Cooperation & promotion of humanitarian law
Cooperation with the Iraqi Red Crescent
In 2006, the ICRC strengthened its cooperation with the IRCS, to respond more effectively to the growing humanitarian needs. It signed an agreement with the society, covering assistance, tracing activities and dissemination of the Red Cross and Red Crescent fundamental principles.
Under the assistance agreement, the ICRC dispatched thousands of food parcels, hygiene kits, blankets, kitchen sets and jerrycans to various Red Crescent branches across the country for distribution to people affected by the violence. It also gave the IRCS logistical support.
The Red Crescent remained the ICRC's main partner in ensuring contacts between members of separated families. In the health sector, the ICRC and the IRCS launched health and hygiene projects in four locations in Dohuk and Basra governorates. The ICRC continued assisting the IRCS mine awareness and promotion programmes, through training as well as financial and technical support.

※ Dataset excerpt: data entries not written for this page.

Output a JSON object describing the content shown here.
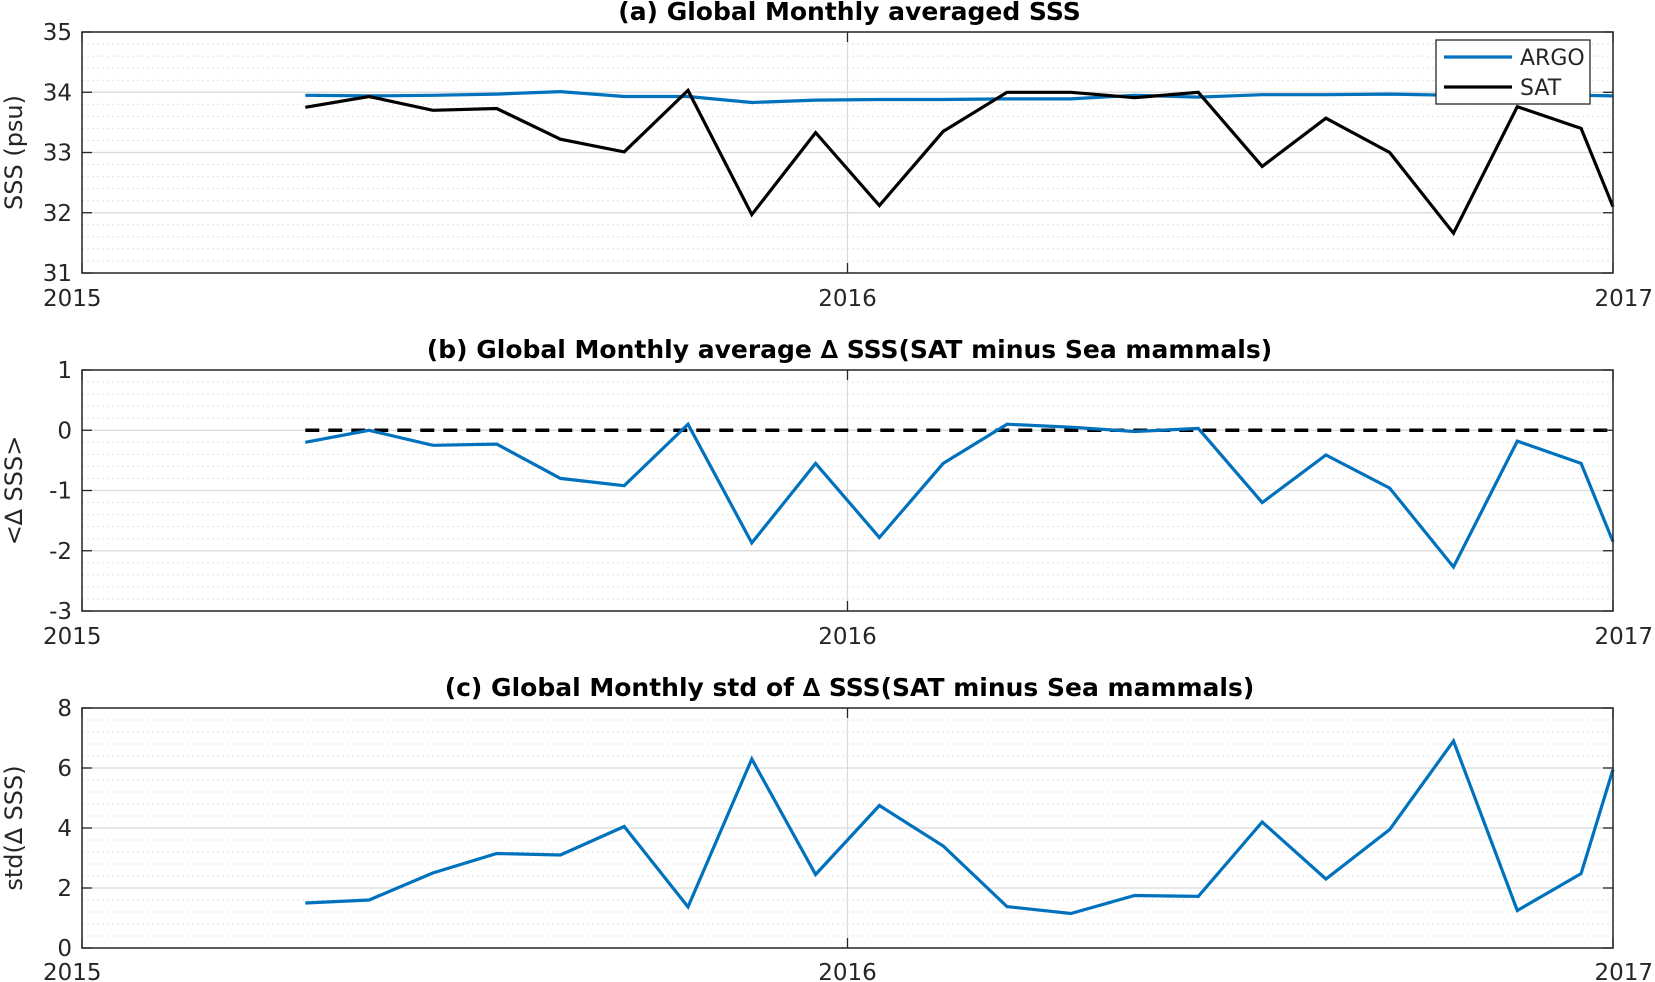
{
  "colors": {
    "blue": "#0072BD",
    "black": "#000000",
    "axis": "#262626",
    "grid": "#d9d9d9"
  },
  "chart_data": [
    {
      "type": "line",
      "title": "(a) Global Monthly averaged SSS",
      "ylabel": "SSS (psu)",
      "xlim": [
        2015,
        2017
      ],
      "ylim": [
        31,
        35
      ],
      "yticks": [
        31,
        32,
        33,
        34,
        35
      ],
      "xticks": [
        2015,
        2016,
        2017
      ],
      "xtick_labels": [
        "2015",
        "2016",
        "2017"
      ],
      "grid": true,
      "legend": "top-right",
      "x": [
        2015.2917,
        2015.375,
        2015.4583,
        2015.5417,
        2015.625,
        2015.7083,
        2015.7917,
        2015.875,
        2015.9583,
        2016.0417,
        2016.125,
        2016.2083,
        2016.2917,
        2016.375,
        2016.4583,
        2016.5417,
        2016.625,
        2016.7083,
        2016.7917,
        2016.875,
        2016.9583,
        2017.0
      ],
      "series": [
        {
          "name": "ARGO",
          "color": "#0072BD",
          "values": [
            33.95,
            33.94,
            33.95,
            33.97,
            34.01,
            33.93,
            33.93,
            33.83,
            33.87,
            33.88,
            33.88,
            33.89,
            33.89,
            33.95,
            33.92,
            33.96,
            33.96,
            33.97,
            33.95,
            33.92,
            33.95,
            33.94
          ]
        },
        {
          "name": "SAT",
          "color": "#000000",
          "values": [
            33.75,
            33.93,
            33.7,
            33.73,
            33.22,
            33.01,
            34.03,
            31.97,
            33.33,
            32.12,
            33.35,
            34.0,
            34.0,
            33.91,
            34.0,
            32.77,
            33.57,
            33.0,
            31.66,
            33.76,
            33.4,
            32.1
          ]
        }
      ]
    },
    {
      "type": "line",
      "title": "(b) Global Monthly average ∆ SSS(SAT minus Sea mammals)",
      "ylabel": "<∆ SSS>",
      "xlim": [
        2015,
        2017
      ],
      "ylim": [
        -3,
        1
      ],
      "yticks": [
        -3,
        -2,
        -1,
        0,
        1
      ],
      "xticks": [
        2015,
        2016,
        2017
      ],
      "xtick_labels": [
        "2015",
        "2016",
        "2017"
      ],
      "grid": true,
      "x": [
        2015.2917,
        2015.375,
        2015.4583,
        2015.5417,
        2015.625,
        2015.7083,
        2015.7917,
        2015.875,
        2015.9583,
        2016.0417,
        2016.125,
        2016.2083,
        2016.2917,
        2016.375,
        2016.4583,
        2016.5417,
        2016.625,
        2016.7083,
        2016.7917,
        2016.875,
        2016.9583,
        2017.0
      ],
      "series": [
        {
          "color": "#0072BD",
          "values": [
            -0.2,
            0.0,
            -0.25,
            -0.23,
            -0.8,
            -0.92,
            0.1,
            -1.87,
            -0.55,
            -1.78,
            -0.55,
            0.1,
            0.05,
            -0.02,
            0.03,
            -1.2,
            -0.41,
            -0.96,
            -2.27,
            -0.18,
            -0.55,
            -1.85
          ]
        }
      ],
      "reference_line": {
        "y": 0,
        "style": "dashed",
        "color": "#000000",
        "x_start": 2015.2917,
        "x_end": 2017.0
      }
    },
    {
      "type": "line",
      "title": "(c) Global Monthly std of ∆ SSS(SAT minus Sea mammals)",
      "ylabel": "std(∆ SSS)",
      "xlim": [
        2015,
        2017
      ],
      "ylim": [
        0,
        8
      ],
      "yticks": [
        0,
        2,
        4,
        6,
        8
      ],
      "xticks": [
        2015,
        2016,
        2017
      ],
      "xtick_labels": [
        "2015",
        "2016",
        "2017"
      ],
      "grid": true,
      "x": [
        2015.2917,
        2015.375,
        2015.4583,
        2015.5417,
        2015.625,
        2015.7083,
        2015.7917,
        2015.875,
        2015.9583,
        2016.0417,
        2016.125,
        2016.2083,
        2016.2917,
        2016.375,
        2016.4583,
        2016.5417,
        2016.625,
        2016.7083,
        2016.7917,
        2016.875,
        2016.9583,
        2017.0
      ],
      "series": [
        {
          "color": "#0072BD",
          "values": [
            1.5,
            1.6,
            2.5,
            3.15,
            3.1,
            4.05,
            1.37,
            6.3,
            2.45,
            4.75,
            3.4,
            1.38,
            1.15,
            1.75,
            1.72,
            4.2,
            2.3,
            3.95,
            6.9,
            1.25,
            2.48,
            5.95
          ]
        }
      ]
    }
  ]
}
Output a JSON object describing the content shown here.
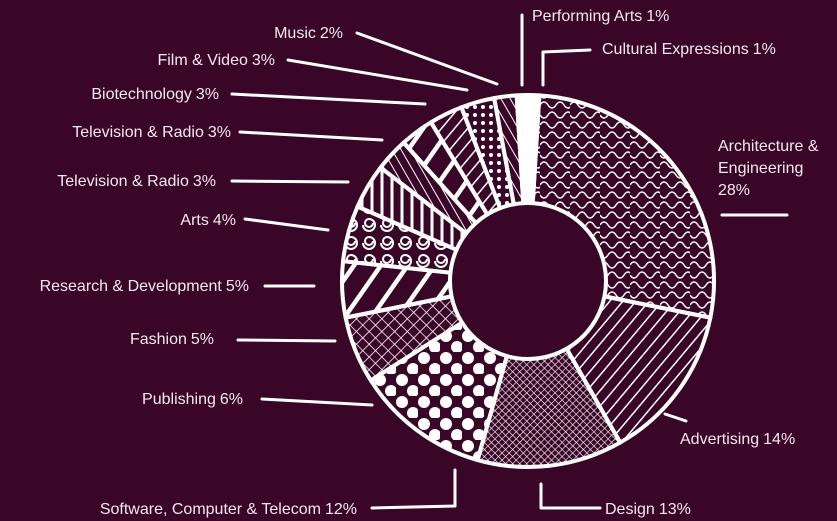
{
  "chart_data": {
    "type": "pie",
    "donut": true,
    "categories": [
      "Cultural Expressions",
      "Architecture & Engineering",
      "Advertising",
      "Design",
      "Software, Computer & Telecom",
      "Publishing",
      "Fashion",
      "Research & Development",
      "Arts",
      "Television & Radio",
      "Television & Radio",
      "Biotechnology",
      "Film & Video",
      "Music",
      "Performing Arts"
    ],
    "values": [
      1,
      28,
      14,
      13,
      12,
      6,
      5,
      5,
      4,
      3,
      3,
      3,
      3,
      2,
      1
    ],
    "value_labels": [
      "1%",
      "28%",
      "14%",
      "13%",
      "12%",
      "6%",
      "5%",
      "5%",
      "4%",
      "3%",
      "3%",
      "3%",
      "3%",
      "2%",
      "1%"
    ],
    "color": "#ffffff"
  }
}
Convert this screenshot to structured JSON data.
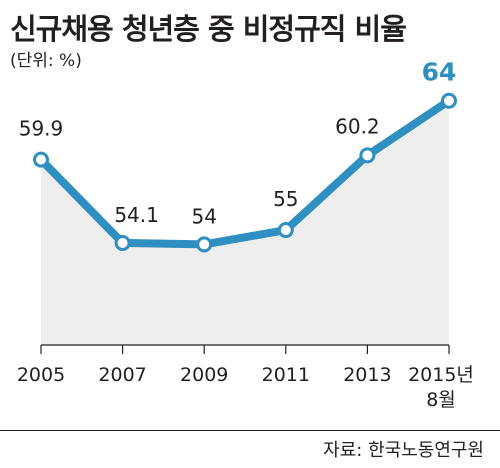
{
  "header": {
    "title": "신규채용 청년층 중 비정규직 비율",
    "unit": "(단위: %)"
  },
  "footer": {
    "source": "자료: 한국노동연구원"
  },
  "colors": {
    "line": "#2f8fc0",
    "area": "#eeeeee",
    "last_label": "#2f8fc0",
    "text": "#231f20"
  },
  "chart_data": {
    "type": "line",
    "title": "신규채용 청년층 중 비정규직 비율",
    "ylabel": "(단위: %)",
    "categories": [
      "2005",
      "2007",
      "2009",
      "2011",
      "2013",
      "2015년 8월"
    ],
    "series": [
      {
        "values": [
          59.9,
          54.1,
          54,
          55,
          60.2,
          64
        ],
        "labels": [
          "59.9",
          "54.1",
          "54",
          "55",
          "60.2",
          "64"
        ]
      }
    ],
    "ylim": [
      47,
      66
    ],
    "grid": false,
    "area_fill": true
  }
}
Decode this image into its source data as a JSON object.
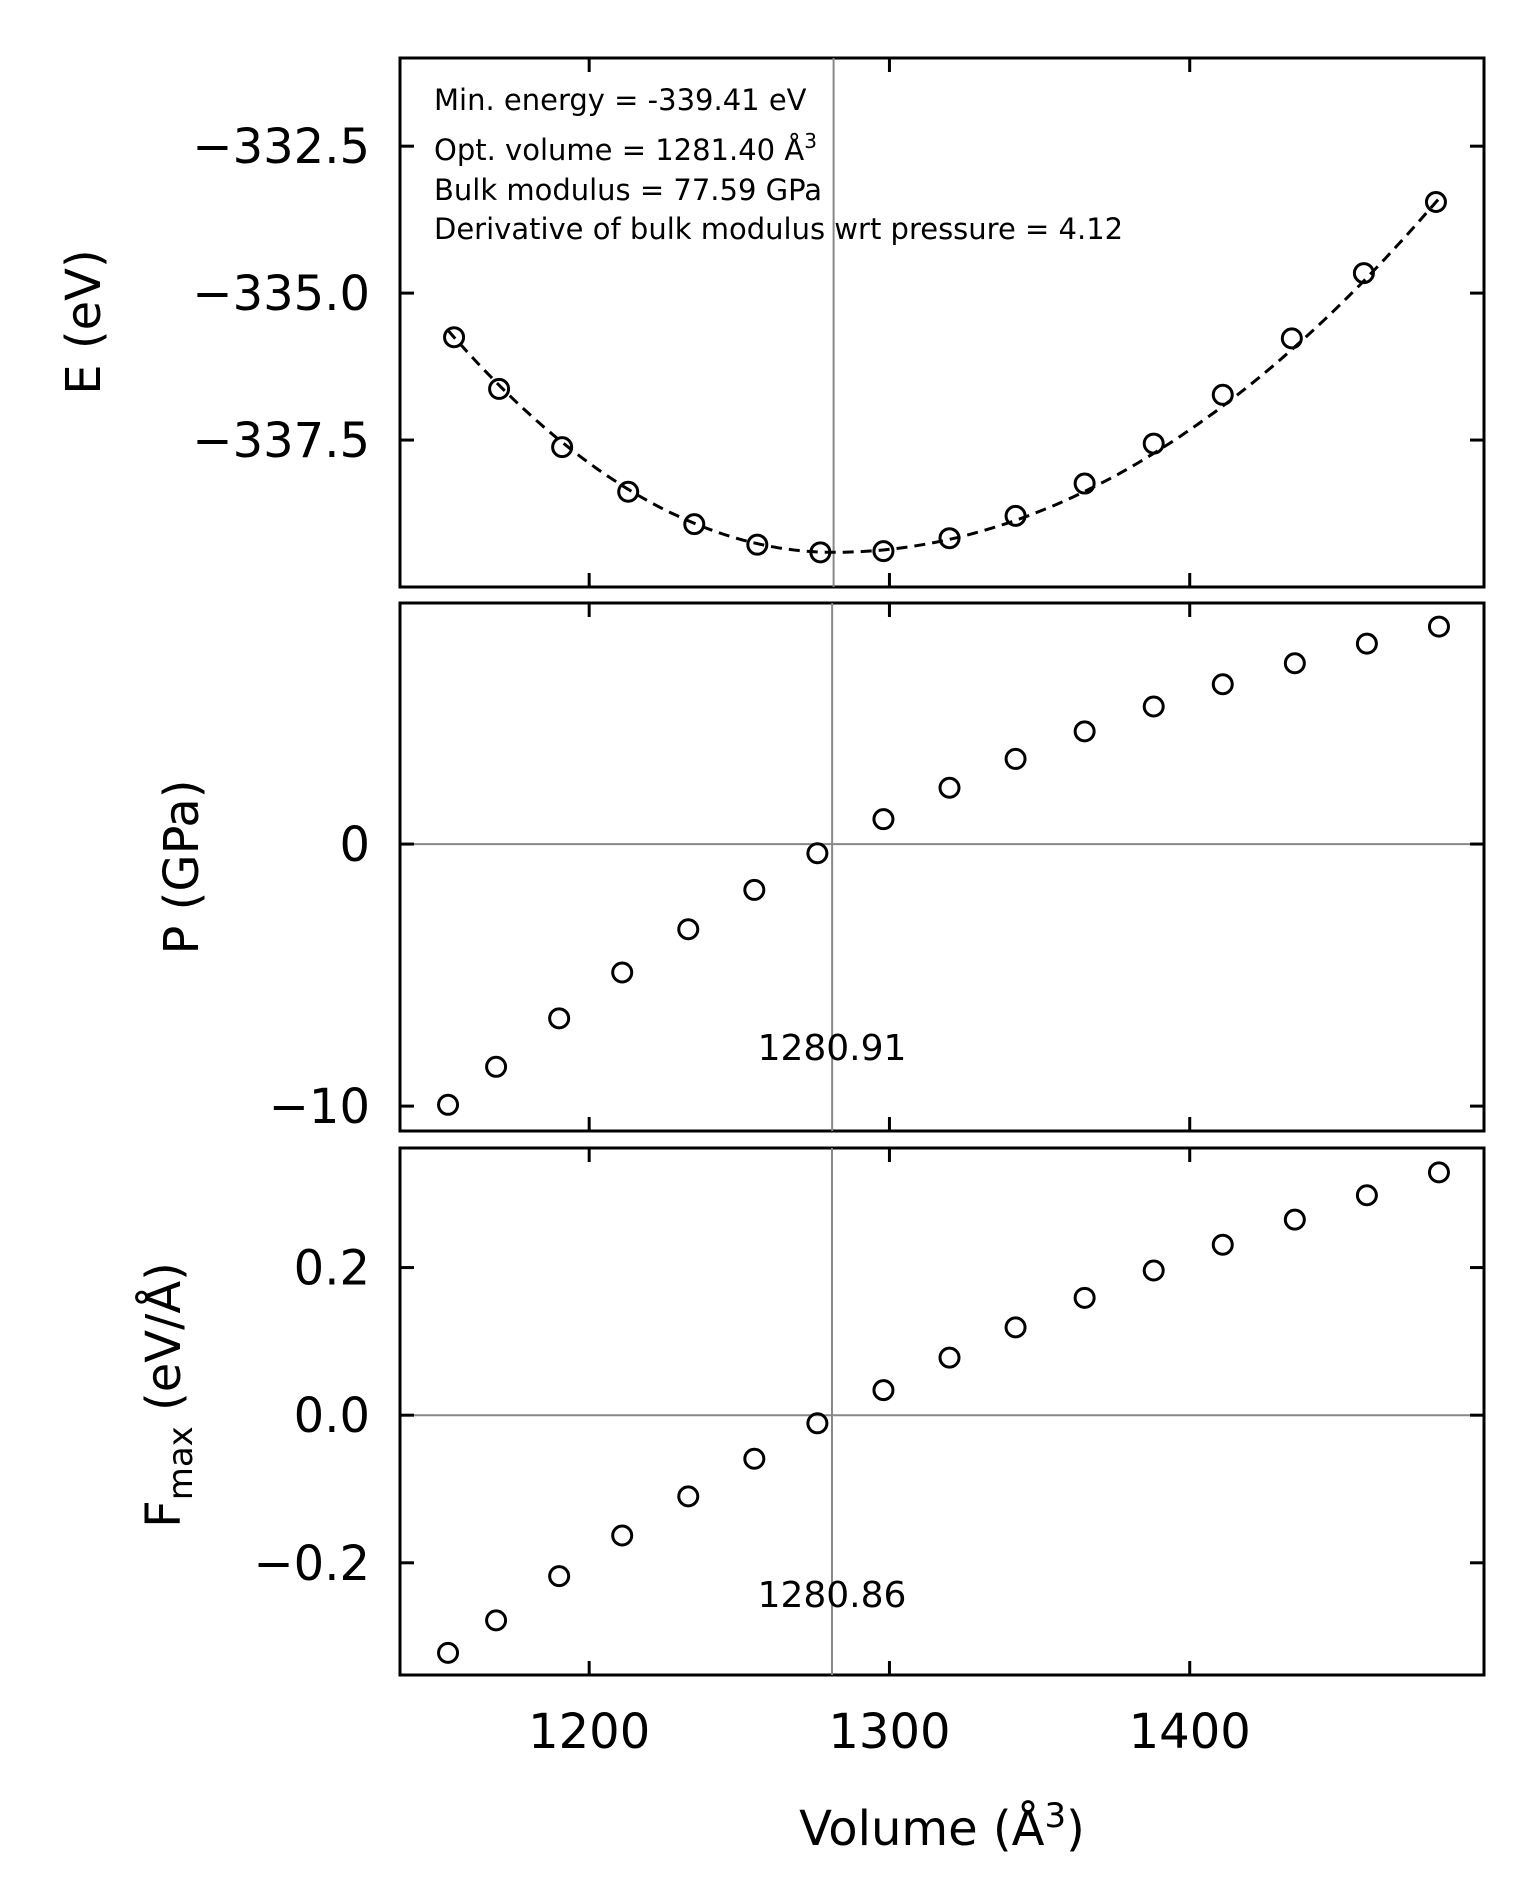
{
  "chart_data": [
    {
      "type": "scatter",
      "panel": "energy",
      "ylabel": "E (eV)",
      "xlim": [
        1137,
        1498
      ],
      "ylim": [
        -340.0,
        -331.0
      ],
      "yticks": [
        -332.5,
        -335.0,
        -337.5
      ],
      "ytick_labels": [
        "−332.5",
        "−335.0",
        "−337.5"
      ],
      "x": [
        1155,
        1170,
        1191,
        1213,
        1235,
        1256,
        1277,
        1298,
        1320,
        1342,
        1365,
        1388,
        1411,
        1434,
        1458,
        1482
      ],
      "y": [
        -335.75,
        -336.63,
        -337.62,
        -338.38,
        -338.93,
        -339.28,
        -339.41,
        -339.39,
        -339.17,
        -338.79,
        -338.24,
        -337.56,
        -336.73,
        -335.77,
        -334.66,
        -333.45
      ],
      "fit": {
        "style": "dashed",
        "v0": 1281.4,
        "e0": -339.41,
        "x_range": [
          1153,
          1484
        ]
      },
      "vline": 1281.4,
      "annotations": [
        "Min. energy = -339.41 eV",
        "Opt. volume = 1281.40 Å",
        "Bulk modulus = 77.59 GPa",
        "Derivative of bulk modulus wrt pressure = 4.12"
      ],
      "annotation_superscript": "3"
    },
    {
      "type": "scatter",
      "panel": "pressure",
      "ylabel": "P (GPa)",
      "xlim": [
        1137,
        1498
      ],
      "ylim": [
        -10.95,
        9.2
      ],
      "yticks": [
        0,
        -10
      ],
      "ytick_labels": [
        "0",
        "−10"
      ],
      "x": [
        1153,
        1169,
        1190,
        1211,
        1233,
        1255,
        1276,
        1298,
        1320,
        1342,
        1365,
        1388,
        1411,
        1435,
        1459,
        1483
      ],
      "y": [
        -9.95,
        -8.5,
        -6.65,
        -4.9,
        -3.25,
        -1.75,
        -0.35,
        0.95,
        2.15,
        3.25,
        4.3,
        5.25,
        6.1,
        6.9,
        7.65,
        8.3
      ],
      "hline": 0,
      "vline": 1280.91,
      "vline_label": "1280.91"
    },
    {
      "type": "scatter",
      "panel": "force",
      "ylabel_main": "F",
      "ylabel_sub": "max",
      "ylabel_tail": " (eV/Å)",
      "xlabel": "Volume (Å",
      "xlabel_sup": "3",
      "xlabel_tail": ")",
      "xlim": [
        1137,
        1498
      ],
      "ylim": [
        -0.352,
        0.362
      ],
      "xticks": [
        1200,
        1300,
        1400
      ],
      "xtick_labels": [
        "1200",
        "1300",
        "1400"
      ],
      "yticks": [
        0.2,
        0.0,
        -0.2
      ],
      "ytick_labels": [
        "0.2",
        "0.0",
        "−0.2"
      ],
      "x": [
        1153,
        1169,
        1190,
        1211,
        1233,
        1255,
        1276,
        1298,
        1320,
        1342,
        1365,
        1388,
        1411,
        1435,
        1459,
        1483
      ],
      "y": [
        -0.322,
        -0.278,
        -0.218,
        -0.163,
        -0.11,
        -0.059,
        -0.011,
        0.034,
        0.078,
        0.119,
        0.159,
        0.196,
        0.231,
        0.265,
        0.298,
        0.329
      ],
      "hline": 0,
      "vline": 1280.86,
      "vline_label": "1280.86"
    }
  ]
}
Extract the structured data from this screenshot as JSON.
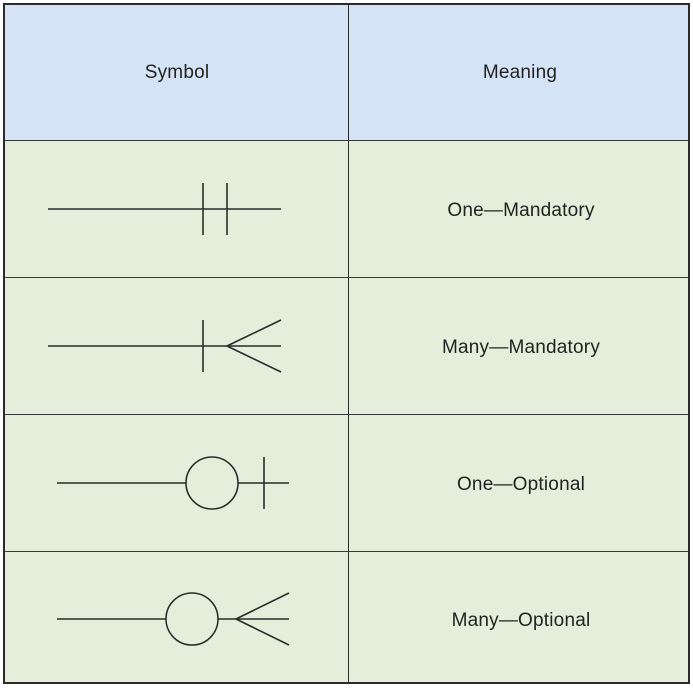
{
  "header": {
    "symbol_label": "Symbol",
    "meaning_label": "Meaning"
  },
  "rows": [
    {
      "symbol": "one-mandatory-symbol",
      "meaning": "One—Mandatory"
    },
    {
      "symbol": "many-mandatory-symbol",
      "meaning": "Many—Mandatory"
    },
    {
      "symbol": "one-optional-symbol",
      "meaning": "One—Optional"
    },
    {
      "symbol": "many-optional-symbol",
      "meaning": "Many—Optional"
    }
  ],
  "colors": {
    "header_bg": "#d4e4f6",
    "body_bg": "#e5eedb",
    "line": "#2b2b2b"
  }
}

Promoting humanitarian law and principles
Throughout 2006, the ICRC continued to raise awareness of both international humanitarian law (IHL) and independent and neutral humanitarian action among different sectors of the Iraqi population; these included political and religious leaders, government officials, NGOs and academics/students.
The ICRC also continued to voice its concerns about the humanitarian situation in Iraq and violations of IHL. Some 20 Iraqi journalists were invited to workshops focusing on the importance of IHL in media reporting.